The primary impact is high confidentiality loss: a low-privileged local user can read an attacker-controlled number of bytes from memory beyond the request buffer, potentially disclosing sensitive in-process data such as credentials, keys, or other memory contents (GitHub Advisory). There is no integrity or availability impact under the default configuration (CVSS I:N, A:N). However, if byte-swapped client mode were enabled, the write path could crash the X server or, in environments where the X server runs as root, potentially enable privilege escalation (Red Hat Bugzilla).

1. Reconnaissance: Identify systems running a vulnerable version of X.Org X server (≤ 21.1.22) or Xwayland (≤ 24.1.9) with local access available.
2. Establish X client connection: As a low-privileged local user, connect to the X server using any standard X client or a custom application capable of sending raw GLX protocol requests.
3. Craft malicious GLX request: Construct a ChangeDrawableAttributes GLX request with a manipulated size field that specifies a byte count larger than the actual request buffer, exploiting the missing or incorrect size validation in __glXDisp_ChangeDrawableAttributes().
4. Trigger out-of-bounds read: Send the crafted request to the X server; the server reads beyond the request buffer boundary, exposing adjacent memory contents.
5. Collect disclosed data: Capture the server's response or observe side-channel effects to extract sensitive memory data (e.g., credentials, keys, or other process memory) (Red Hat Bugzilla, GitHub Advisory).

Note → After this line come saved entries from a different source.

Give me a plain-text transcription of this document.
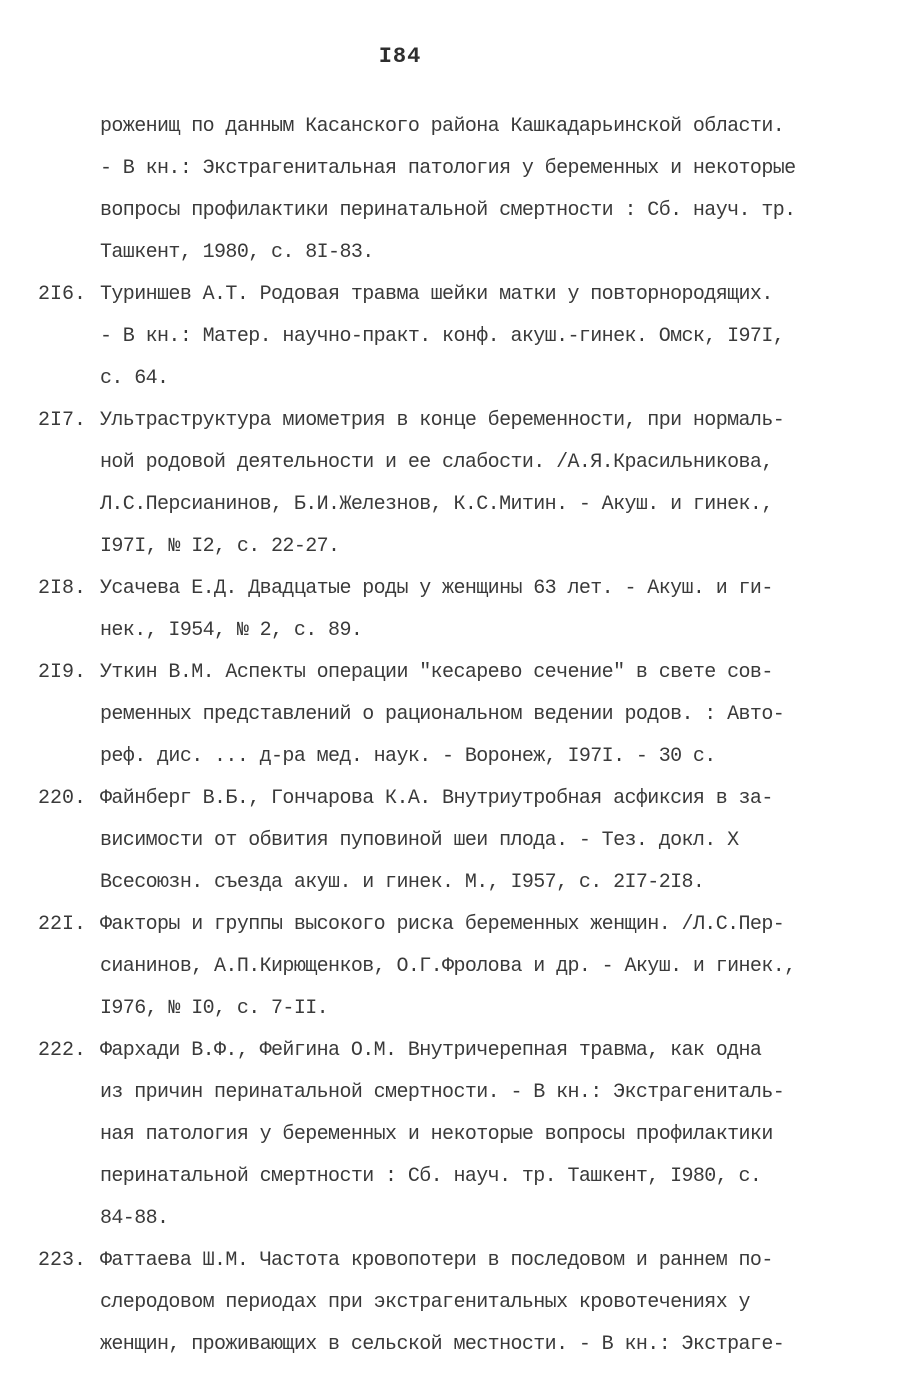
I84
роженищ по данным Касанского района Кашкадарьинской области.
- В кн.: Экстрагенитальная патология у беременных и некоторые
вопросы профилактики перинатальной смертности : Сб. науч. тр.
Ташкент, 1980, с. 8I-83.
2I6. Туриншев А.Т. Родовая травма шейки матки у повторнородящих.
- В кн.: Матер. научно-практ. конф. акуш.-гинек. Омск, I97I,
с. 64.
2I7. Ультраструктура миометрия в конце беременности, при нормаль-
ной родовой деятельности и ее слабости. /А.Я.Красильникова,
Л.С.Персианинов, Б.И.Железнов, К.С.Митин. - Акуш. и гинек.,
I97I, № I2, с. 22-27.
2I8. Усачева Е.Д. Двадцатые роды у женщины 63 лет. - Акуш. и ги-
нек., I954, № 2, с. 89.
2I9. Уткин В.М. Аспекты операции "кесарево сечение" в свете сов-
ременных представлений о рациональном ведении родов. : Авто-
реф. дис. ... д-ра мед. наук. - Воронеж, I97I. - 30 с.
220. Файнберг В.Б., Гончарова К.А. Внутриутробная асфиксия в за-
висимости от обвития пуповиной шеи плода. - Тез. докл. X
Всесоюзн. съезда акуш. и гинек. М., I957, с. 2I7-2I8.
22I. Факторы и группы высокого риска беременных женщин. /Л.С.Пер-
сианинов, А.П.Кирющенков, О.Г.Фролова и др. - Акуш. и гинек.,
I976, № I0, с. 7-II.
222. Фархади В.Ф., Фейгина О.М. Внутричерепная травма, как одна
из причин перинатальной смертности. - В кн.: Экстрагениталь-
ная патология у беременных и некоторые вопросы профилактики
перинатальной смертности : Сб. науч. тр. Ташкент, I980, с.
84-88.
223. Фаттаева Ш.М. Частота кровопотери в последовом и раннем по-
слеродовом периодах при экстрагенитальных кровотечениях у
женщин, проживающих в сельской местности. - В кн.: Экстраге-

• Logs: Unusual or repeated GLX ChangeDrawableAttributes requests in X server logs, particularly with anomalous or oversized attribute count fields; X server crash logs or core dumps (if write path is triggered).
• Process: Unexpected child processes or scripts spawned from the X server process; abnormal memory usage patterns in the Xorg or Xwayland process.
• Network/Local IPC: Unusual local socket connections to the X server from non-standard or unexpected client processes, especially those sending malformed GLX protocol messages.

Upgrade X.Org X server to version 21.1.23 or later, and Xwayland to version 24.1.12 or later, which contain the upstream fix (xorg commit, xorg announce). Red Hat has issued errata RHSA-2026:26562 (RHEL 8), RHSA-2026:26590 (RHEL 9), and RHSA-2026:26610 (RHEL 9) to address this issue (Red Hat Bugzilla). Amazon Linux 2 users should apply ALAS2-2026-3336. As a workaround where patching is not immediately possible, restrict local access to the X server and ensure byte-swapped client mode remains disabled (the default) to prevent the write path from being triggered.

The vulnerability appeared in the top 10 trending CVEs lists on Reddit's r/CVEWatch for both June 7 and June 8, 2026, indicating moderate community interest. Rapid7 included it in their June 2026 Patch Tuesday roundup, and Tenable published a detection plugin (Nessus #319842). No significant independent researcher commentary or vendor statements beyond Red Hat's errata and bugzilla tracking have been identified.